The last tip that I have is to make sure that the count always starts with “0”. If you have a five second negative and you initiate that tempo by saying “1”, then you’re only going to have 4 seconds of time in that tempo. You might be thinking to yourself, “What’s the big deal, it’s only 1 second.” Well here’s the big deal: That’s 20% of your tempo.
If you miss even a second of your prescribed tempo, it means that you’re skipping a material chunk of the work. A set of 5 reps with a -/-/3/2 tempo implies a minimum of 25 seconds of time spent under tension. If you skip one second of the tempo in either the negative or the stretch, then you’re missing out on 5 seconds of the tension. You might as well have just ended your set a rep early.
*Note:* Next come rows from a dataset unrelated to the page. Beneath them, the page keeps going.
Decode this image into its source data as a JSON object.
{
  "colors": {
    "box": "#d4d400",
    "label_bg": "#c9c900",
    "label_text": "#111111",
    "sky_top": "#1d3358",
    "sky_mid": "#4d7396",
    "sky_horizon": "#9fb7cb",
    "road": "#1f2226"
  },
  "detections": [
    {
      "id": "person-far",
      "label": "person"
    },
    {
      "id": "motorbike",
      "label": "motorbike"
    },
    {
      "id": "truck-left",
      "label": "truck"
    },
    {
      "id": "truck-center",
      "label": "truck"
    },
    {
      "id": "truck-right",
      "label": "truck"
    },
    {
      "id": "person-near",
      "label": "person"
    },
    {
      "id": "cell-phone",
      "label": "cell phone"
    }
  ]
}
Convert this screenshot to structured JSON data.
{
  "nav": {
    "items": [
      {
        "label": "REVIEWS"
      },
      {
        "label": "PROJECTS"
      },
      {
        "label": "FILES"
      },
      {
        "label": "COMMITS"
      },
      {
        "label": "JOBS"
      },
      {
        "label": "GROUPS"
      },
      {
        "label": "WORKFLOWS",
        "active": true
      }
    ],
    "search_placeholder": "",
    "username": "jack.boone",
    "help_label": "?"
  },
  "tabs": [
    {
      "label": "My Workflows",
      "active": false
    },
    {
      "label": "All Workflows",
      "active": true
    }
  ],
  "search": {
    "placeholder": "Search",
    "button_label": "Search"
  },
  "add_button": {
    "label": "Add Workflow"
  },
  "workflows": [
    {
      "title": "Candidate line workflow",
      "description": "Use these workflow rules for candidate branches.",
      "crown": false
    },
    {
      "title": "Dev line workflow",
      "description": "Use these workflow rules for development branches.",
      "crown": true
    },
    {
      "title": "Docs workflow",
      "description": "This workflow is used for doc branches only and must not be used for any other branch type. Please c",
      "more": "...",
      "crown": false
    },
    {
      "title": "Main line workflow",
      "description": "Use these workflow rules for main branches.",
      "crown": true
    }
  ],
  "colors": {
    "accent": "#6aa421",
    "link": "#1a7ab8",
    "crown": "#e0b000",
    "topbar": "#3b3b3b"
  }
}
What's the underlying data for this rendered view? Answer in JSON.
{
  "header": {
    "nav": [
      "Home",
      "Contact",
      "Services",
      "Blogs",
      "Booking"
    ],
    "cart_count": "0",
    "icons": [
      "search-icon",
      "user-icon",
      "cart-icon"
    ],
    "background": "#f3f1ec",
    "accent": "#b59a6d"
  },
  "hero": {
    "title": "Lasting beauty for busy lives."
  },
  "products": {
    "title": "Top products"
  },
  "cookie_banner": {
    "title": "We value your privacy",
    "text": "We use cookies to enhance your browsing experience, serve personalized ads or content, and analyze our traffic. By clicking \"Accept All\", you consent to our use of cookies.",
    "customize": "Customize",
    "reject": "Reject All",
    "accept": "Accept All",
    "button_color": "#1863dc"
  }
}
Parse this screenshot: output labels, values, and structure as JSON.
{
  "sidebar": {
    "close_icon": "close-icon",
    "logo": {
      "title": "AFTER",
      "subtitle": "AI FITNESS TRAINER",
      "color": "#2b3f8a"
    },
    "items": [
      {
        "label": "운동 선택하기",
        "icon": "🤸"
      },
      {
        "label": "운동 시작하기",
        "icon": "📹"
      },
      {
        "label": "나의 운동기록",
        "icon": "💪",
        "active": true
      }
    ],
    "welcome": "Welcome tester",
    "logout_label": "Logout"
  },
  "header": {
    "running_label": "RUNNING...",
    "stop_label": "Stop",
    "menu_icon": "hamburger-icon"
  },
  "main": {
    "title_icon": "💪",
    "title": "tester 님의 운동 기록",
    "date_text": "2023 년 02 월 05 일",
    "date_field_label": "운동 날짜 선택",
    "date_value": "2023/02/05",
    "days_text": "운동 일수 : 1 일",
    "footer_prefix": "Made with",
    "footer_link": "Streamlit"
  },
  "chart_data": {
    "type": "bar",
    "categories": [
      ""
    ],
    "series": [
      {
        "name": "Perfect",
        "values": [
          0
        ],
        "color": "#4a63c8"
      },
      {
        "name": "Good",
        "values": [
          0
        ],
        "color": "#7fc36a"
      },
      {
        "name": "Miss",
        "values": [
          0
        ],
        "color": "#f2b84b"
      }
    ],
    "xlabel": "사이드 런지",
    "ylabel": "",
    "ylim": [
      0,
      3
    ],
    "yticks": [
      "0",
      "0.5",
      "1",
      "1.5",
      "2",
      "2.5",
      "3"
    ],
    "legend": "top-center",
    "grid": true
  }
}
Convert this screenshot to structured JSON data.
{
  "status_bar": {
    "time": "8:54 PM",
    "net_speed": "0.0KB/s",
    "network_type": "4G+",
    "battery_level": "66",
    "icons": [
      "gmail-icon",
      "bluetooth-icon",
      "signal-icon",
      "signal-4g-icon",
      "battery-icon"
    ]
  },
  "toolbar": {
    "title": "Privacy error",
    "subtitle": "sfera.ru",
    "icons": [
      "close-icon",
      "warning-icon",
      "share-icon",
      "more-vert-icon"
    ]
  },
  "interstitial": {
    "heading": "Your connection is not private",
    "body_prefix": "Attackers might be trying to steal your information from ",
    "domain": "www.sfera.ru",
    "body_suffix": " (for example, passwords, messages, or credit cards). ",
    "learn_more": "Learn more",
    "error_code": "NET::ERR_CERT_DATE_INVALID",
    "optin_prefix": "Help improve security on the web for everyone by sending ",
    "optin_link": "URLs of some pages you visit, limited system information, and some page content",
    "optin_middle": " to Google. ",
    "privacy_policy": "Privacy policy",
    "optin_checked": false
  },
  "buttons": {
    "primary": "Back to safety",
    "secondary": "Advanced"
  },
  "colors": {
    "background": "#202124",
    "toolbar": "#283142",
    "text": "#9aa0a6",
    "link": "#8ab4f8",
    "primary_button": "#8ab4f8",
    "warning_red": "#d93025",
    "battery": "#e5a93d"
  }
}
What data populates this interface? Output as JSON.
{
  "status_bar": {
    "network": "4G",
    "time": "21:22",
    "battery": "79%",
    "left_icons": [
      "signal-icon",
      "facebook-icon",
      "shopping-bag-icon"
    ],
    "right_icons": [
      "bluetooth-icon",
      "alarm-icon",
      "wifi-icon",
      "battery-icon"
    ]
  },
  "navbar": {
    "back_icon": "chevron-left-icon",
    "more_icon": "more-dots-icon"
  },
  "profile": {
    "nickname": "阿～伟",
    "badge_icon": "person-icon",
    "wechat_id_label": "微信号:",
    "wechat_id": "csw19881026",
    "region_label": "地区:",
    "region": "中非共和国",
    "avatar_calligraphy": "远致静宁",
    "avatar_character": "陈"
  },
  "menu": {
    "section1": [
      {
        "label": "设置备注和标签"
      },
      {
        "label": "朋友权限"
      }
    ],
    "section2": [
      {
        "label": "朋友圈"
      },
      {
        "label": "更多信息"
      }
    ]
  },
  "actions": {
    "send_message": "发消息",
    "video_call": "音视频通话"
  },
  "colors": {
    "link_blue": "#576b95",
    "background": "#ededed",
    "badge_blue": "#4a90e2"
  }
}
THis is also why it is so important you never count for yourself. If you turn a 5-second negative into a 3-second negative by counting too fast by accident, the workload ends up being 60% of what it was meant to be. You will not get the benefits of the prescribed tempo if you cut it by that much.
Conclusion
The relationship between the brain and the body is pretty freakin cool. Each motor unit is a cluster of muscle fibers with a governing motor neuron that receives orders directly from the brain. Each muscle is made up of these motor units, allowing for the brain to scale up and down the amount of force that muscle is producing. The brain is regulating this force in over 600 muscles in the body simultaneously to create complex muscle actions. It does so by sending an individual signal to each motor unit, initiating a single contraction/relaxation cycle called a twitch.
Through the use of controlled tempos, we can force the brain and body into precise situations to elicit specific adaptations. The thing is that it only works if you’re truly adherent to the tempo as it’s prescribed. Counting in your head should never be an option because you’ll always short-change the tempo. You need to get a metronome or a stopwatch to ensure that the tempo is happening exactly as its intended. Shorting the tempo even by a second can materially change the stress on the body and reduce the potency of the protocol.